What We Don't Understand Well
Exact Thresholds and Distributions: There is no well-established minimum IQ (or equivalent g-factor measure) for "effective" collaboration at different levels — basic vs. expert. Conversions from AFQT/military data or general IQ don't directly map to AI-specific skills. How low can someone go while still gaining major benefits through good interfaces/training? How high for frontier work?
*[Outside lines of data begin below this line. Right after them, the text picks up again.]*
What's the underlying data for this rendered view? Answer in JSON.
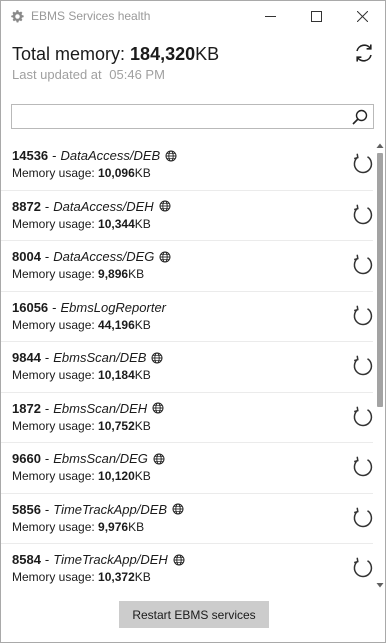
{
  "window": {
    "title": "EBMS Services health",
    "icon": "gear-icon"
  },
  "header": {
    "total_label": "Total memory:",
    "total_value": "184,320",
    "total_unit": "KB",
    "updated_label": "Last updated at",
    "updated_time": "05:46 PM"
  },
  "search": {
    "value": "",
    "placeholder": ""
  },
  "memory_label": "Memory usage:",
  "services": [
    {
      "pid": "14536",
      "name": "DataAccess/DEB",
      "globe": true,
      "memory": "10,096",
      "unit": "KB"
    },
    {
      "pid": "8872",
      "name": "DataAccess/DEH",
      "globe": true,
      "memory": "10,344",
      "unit": "KB"
    },
    {
      "pid": "8004",
      "name": "DataAccess/DEG",
      "globe": true,
      "memory": "9,896",
      "unit": "KB"
    },
    {
      "pid": "16056",
      "name": "EbmsLogReporter",
      "globe": false,
      "memory": "44,196",
      "unit": "KB"
    },
    {
      "pid": "9844",
      "name": "EbmsScan/DEB",
      "globe": true,
      "memory": "10,184",
      "unit": "KB"
    },
    {
      "pid": "1872",
      "name": "EbmsScan/DEH",
      "globe": true,
      "memory": "10,752",
      "unit": "KB"
    },
    {
      "pid": "9660",
      "name": "EbmsScan/DEG",
      "globe": true,
      "memory": "10,120",
      "unit": "KB"
    },
    {
      "pid": "5856",
      "name": "TimeTrackApp/DEB",
      "globe": true,
      "memory": "9,976",
      "unit": "KB"
    },
    {
      "pid": "8584",
      "name": "TimeTrackApp/DEH",
      "globe": true,
      "memory": "10,372",
      "unit": "KB"
    }
  ],
  "footer": {
    "restart_label": "Restart EBMS services"
  },
  "colors": {
    "title_text": "#999999",
    "subtle_text": "#a0a0a0",
    "button_bg": "#cccccc",
    "scroll_thumb": "#a3a3a3"
  }
}
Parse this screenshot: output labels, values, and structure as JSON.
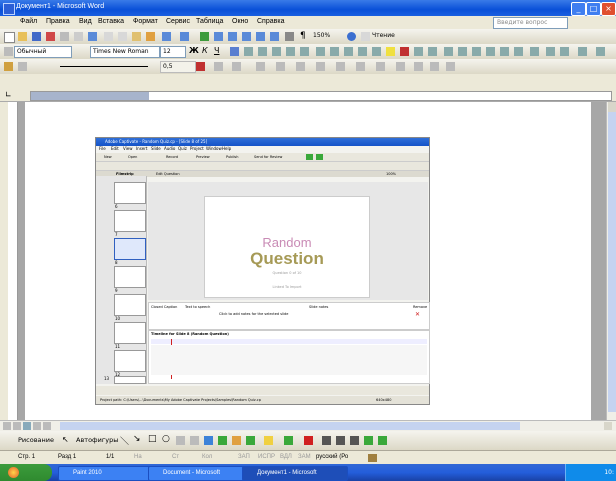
{
  "window": {
    "title": "Документ1 - Microsoft Word"
  },
  "menu": {
    "items": [
      "Файл",
      "Правка",
      "Вид",
      "Вставка",
      "Формат",
      "Сервис",
      "Таблица",
      "Окно",
      "Справка"
    ],
    "help_placeholder": "Введите вопрос"
  },
  "toolbar_standard": {
    "zoom": "150%",
    "reading_label": "Чтение"
  },
  "toolbar_format": {
    "style": "Обычный",
    "font": "Times New Roman",
    "size": "12"
  },
  "toolbar_extra": {
    "line_width": "0,5"
  },
  "screenshot": {
    "title": "Adobe Captivate - Random Quiz.cp - [Slide 8 of 25]",
    "menu": [
      "File",
      "Edit",
      "View",
      "Insert",
      "Slide",
      "Audio",
      "Quiz",
      "Project",
      "Window",
      "Help"
    ],
    "toolbar": [
      "New",
      "Open",
      "Record",
      "Preview",
      "Publish",
      "Send for Review"
    ],
    "tab_filmstrip": "Filmstrip",
    "tab_edit": "Edit Question",
    "zoom": "100%",
    "slide_numbers": [
      "6",
      "7",
      "8",
      "9",
      "10",
      "11",
      "12",
      "13"
    ],
    "slide": {
      "line1": "Random",
      "line2": "Question",
      "line3": "Question 0 of 10",
      "line4": "Linked To Import"
    },
    "notes": {
      "label1": "Closed Caption",
      "label2": "Text to speech",
      "label3": "Slide notes",
      "hint": "Click to add notes for the selected slide",
      "remove": "Remove"
    },
    "timeline": {
      "title": "Timeline for Slide 8 (Random Question)"
    },
    "status": "Project path: C:\\Users\\...\\Documents\\My Adobe Captivate Projects\\Samples\\Random Quiz.cp",
    "dims": "640x480"
  },
  "draw_toolbar": {
    "drawing": "Рисование",
    "autoshapes": "Автофигуры"
  },
  "status": {
    "page": "Стр. 1",
    "section": "Разд 1",
    "of": "1/1",
    "at": "На",
    "line": "Ст",
    "col": "Кол",
    "rec": "ЗАП",
    "trk": "ИСПР",
    "ext": "ВДЛ",
    "ovr": "ЗАМ",
    "lang": "русский (Ро"
  },
  "taskbar": {
    "tasks": [
      "Paint 2010",
      "Document - Microsoft",
      "Документ1 - Microsoft"
    ],
    "clock": "10:"
  }
}
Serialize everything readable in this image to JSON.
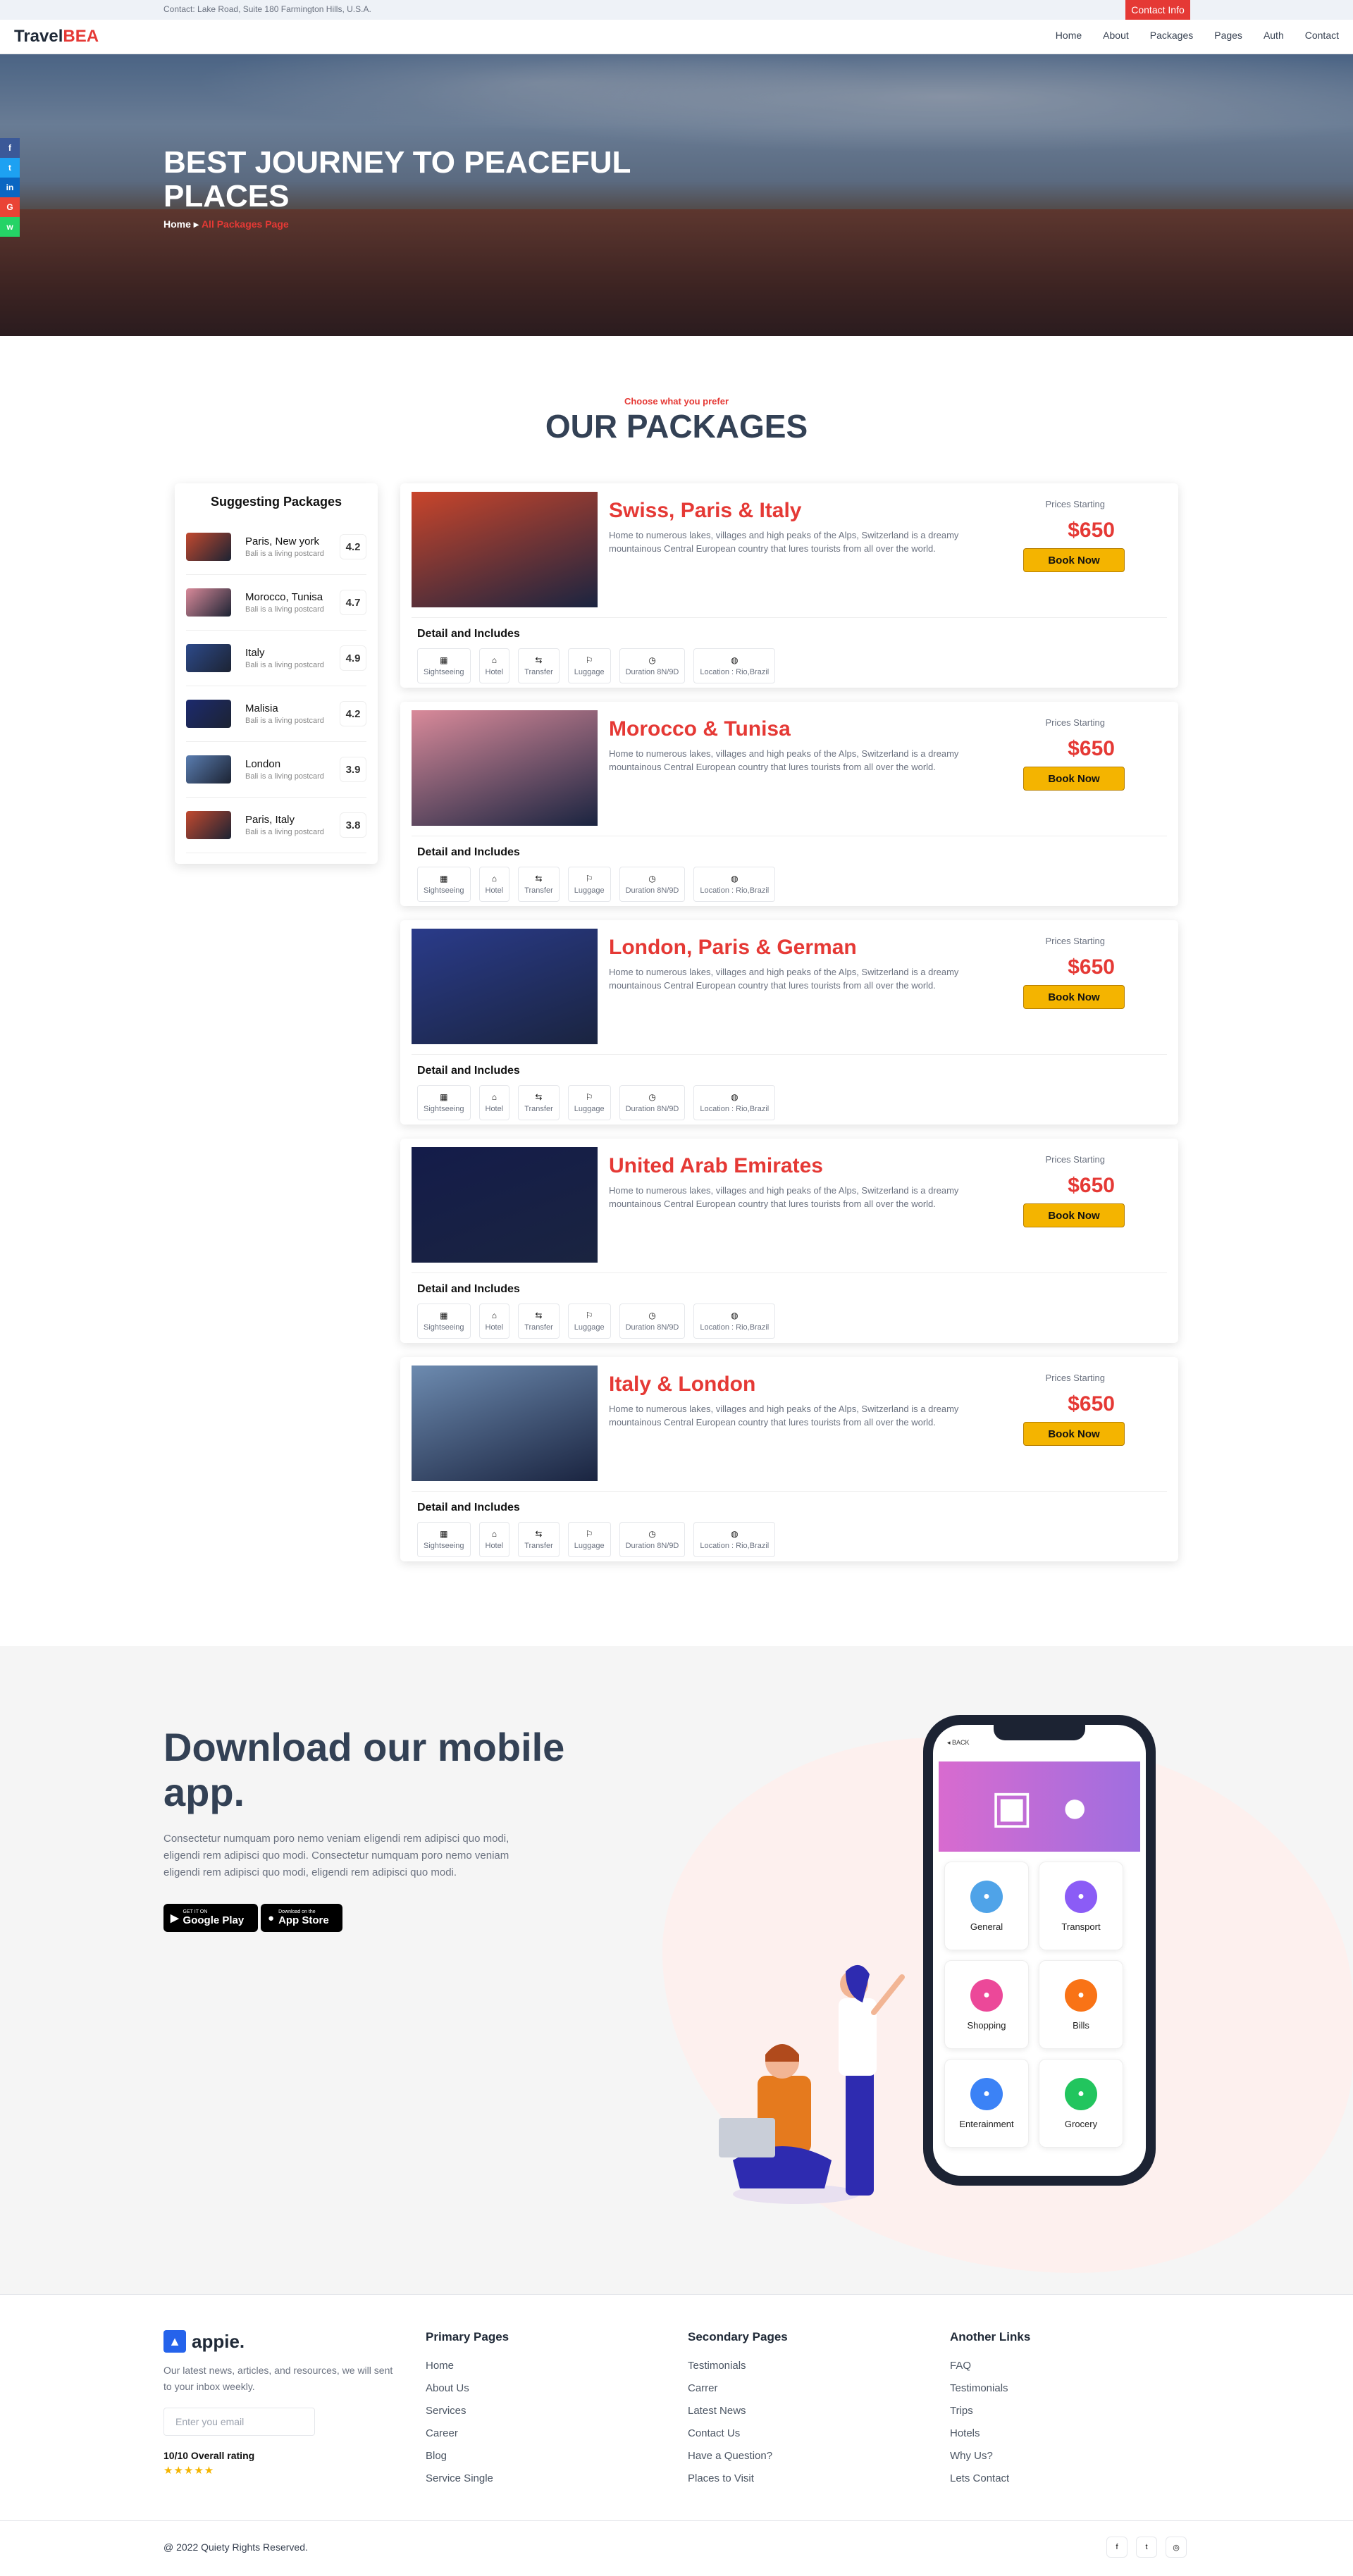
{
  "topbar": {
    "contact": "Contact: Lake Road, Suite 180 Farmington Hills, U.S.A.",
    "button": "Contact Info"
  },
  "brand": {
    "part1": "Travel",
    "part2": "BEA"
  },
  "nav": [
    "Home",
    "About",
    "Packages",
    "Pages",
    "Auth",
    "Contact"
  ],
  "hero": {
    "title": "BEST JOURNEY TO PEACEFUL PLACES",
    "crumb_home": "Home",
    "crumb_sep": "▸",
    "crumb_current": "All Packages Page"
  },
  "social": [
    {
      "glyph": "f",
      "name": "facebook-icon",
      "color": "#3b5998"
    },
    {
      "glyph": "t",
      "name": "twitter-icon",
      "color": "#1da1f2"
    },
    {
      "glyph": "in",
      "name": "linkedin-icon",
      "color": "#0a66c2"
    },
    {
      "glyph": "G",
      "name": "google-icon",
      "color": "#ea4335"
    },
    {
      "glyph": "w",
      "name": "whatsapp-icon",
      "color": "#25d366"
    }
  ],
  "section": {
    "subtitle": "Choose what you prefer",
    "title": "OUR PACKAGES"
  },
  "sidebar": {
    "title": "Suggesting Packages",
    "items": [
      {
        "name": "Paris, New york",
        "sub": "Bali is a living postcard",
        "rating": "4.2",
        "color": "#c2492f"
      },
      {
        "name": "Morocco, Tunisa",
        "sub": "Bali is a living postcard",
        "rating": "4.7",
        "color": "#d98a9a"
      },
      {
        "name": "Italy",
        "sub": "Bali is a living postcard",
        "rating": "4.9",
        "color": "#2d4a8a"
      },
      {
        "name": "Malisia",
        "sub": "Bali is a living postcard",
        "rating": "4.2",
        "color": "#1c2a6e"
      },
      {
        "name": "London",
        "sub": "Bali is a living postcard",
        "rating": "3.9",
        "color": "#5a7db0"
      },
      {
        "name": "Paris, Italy",
        "sub": "Bali is a living postcard",
        "rating": "3.8",
        "color": "#c2492f"
      }
    ]
  },
  "packages": [
    {
      "title": "Swiss, Paris & Italy",
      "color": "#c9452b",
      "desc": "Home to numerous lakes, villages and high peaks of the Alps, Switzerland is a dreamy mountainous Central European country that lures tourists from all over the world.",
      "price_label": "Prices Starting",
      "price": "$650",
      "button": "Book Now",
      "detail": "Detail and Includes"
    },
    {
      "title": "Morocco & Tunisa",
      "color": "#d98a9a",
      "desc": "Home to numerous lakes, villages and high peaks of the Alps, Switzerland is a dreamy mountainous Central European country that lures tourists from all over the world.",
      "price_label": "Prices Starting",
      "price": "$650",
      "button": "Book Now",
      "detail": "Detail and Includes"
    },
    {
      "title": "London, Paris & German",
      "color": "#2a3b8a",
      "desc": "Home to numerous lakes, villages and high peaks of the Alps, Switzerland is a dreamy mountainous Central European country that lures tourists from all over the world.",
      "price_label": "Prices Starting",
      "price": "$650",
      "button": "Book Now",
      "detail": "Detail and Includes"
    },
    {
      "title": "United Arab Emirates",
      "color": "#141c4a",
      "desc": "Home to numerous lakes, villages and high peaks of the Alps, Switzerland is a dreamy mountainous Central European country that lures tourists from all over the world.",
      "price_label": "Prices Starting",
      "price": "$650",
      "button": "Book Now",
      "detail": "Detail and Includes"
    },
    {
      "title": "Italy & London",
      "color": "#6d8bb0",
      "desc": "Home to numerous lakes, villages and high peaks of the Alps, Switzerland is a dreamy mountainous Central European country that lures tourists from all over the world.",
      "price_label": "Prices Starting",
      "price": "$650",
      "button": "Book Now",
      "detail": "Detail and Includes"
    }
  ],
  "features": [
    {
      "label": "Sightseeing",
      "icon": "▦",
      "name": "sightseeing-icon"
    },
    {
      "label": "Hotel",
      "icon": "⌂",
      "name": "hotel-icon"
    },
    {
      "label": "Transfer",
      "icon": "⇆",
      "name": "transfer-icon"
    },
    {
      "label": "Luggage",
      "icon": "⚐",
      "name": "luggage-icon"
    },
    {
      "label": "Duration 8N/9D",
      "icon": "◷",
      "name": "clock-icon"
    },
    {
      "label": "Location : Rio,Brazil",
      "icon": "◍",
      "name": "globe-icon"
    }
  ],
  "app": {
    "title": "Download our mobile app.",
    "desc": "Consectetur numquam poro nemo veniam eligendi rem adipisci quo modi, eligendi rem adipisci quo modi. Consectetur numquam poro nemo veniam eligendi rem adipisci quo modi, eligendi rem adipisci quo modi.",
    "google_small": "GET IT ON",
    "google": "Google Play",
    "apple_small": "Download on the",
    "apple": "App Store",
    "phone_back": "◂ BACK",
    "tiles": [
      {
        "label": "General",
        "color": "#4fa3e8"
      },
      {
        "label": "Transport",
        "color": "#8b5cf6"
      },
      {
        "label": "Shopping",
        "color": "#ec4899"
      },
      {
        "label": "Bills",
        "color": "#f97316"
      },
      {
        "label": "Enterainment",
        "color": "#3b82f6"
      },
      {
        "label": "Grocery",
        "color": "#22c55e"
      }
    ]
  },
  "footer": {
    "logo": "appie.",
    "text": "Our latest news, articles, and resources, we will sent to your inbox weekly.",
    "email_placeholder": "Enter you email",
    "rating": "10/10 Overall rating",
    "stars": "★★★★★",
    "cols": [
      {
        "title": "Primary Pages",
        "links": [
          "Home",
          "About Us",
          "Services",
          "Career",
          "Blog",
          "Service Single"
        ]
      },
      {
        "title": "Secondary Pages",
        "links": [
          "Testimonials",
          "Carrer",
          "Latest News",
          "Contact Us",
          "Have a Question?",
          "Places to Visit"
        ]
      },
      {
        "title": "Another Links",
        "links": [
          "FAQ",
          "Testimonials",
          "Trips",
          "Hotels",
          "Why Us?",
          "Lets Contact"
        ]
      }
    ],
    "copyright": "@ 2022 Quiety Rights Reserved.",
    "icons": [
      "f",
      "t",
      "◎"
    ]
  }
}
How Much AI Flattens vs. Amplifies Differences: Does AI act as a great equalizer (helping lower-ability users close gaps) or a multiplier (widening gaps as high-ability users leverage it better for complex prompting/iteration)? Early evidence is mixed; cognitive diversity and unequal access sometimes boost teams.
Role of Non-g Factors: IQ/g is a strong predictor of many outcomes, but metacognition, conscientiousness, creativity, emotional intelligence, and "AI literacy" (prompting + reflection) may matter more in dynamic collaboration. We don't fully know the relative weights or how trainable they are.
Long-Term Dynamics and Atrophy: Does heavy AI use erode human skills over time (cognitive offloading)? Or build new hybrid capabilities? Effects on learning, intuition, and skill development are understudied, especially across ability levels.
Context-Dependence and Complementarity: Optimal human-AI pairing varies hugely by task (content creation gains vs. decision-making losses). We lack comprehensive models for when/why humans add unique value (intuition, ethics, novel problem framing) vs. becoming bottlenecks.
Measurement Challenges: Traditional IQ tests don't capture "human-AI synergy" well. New frameworks (e.g., collaborative ability metrics) are nascent.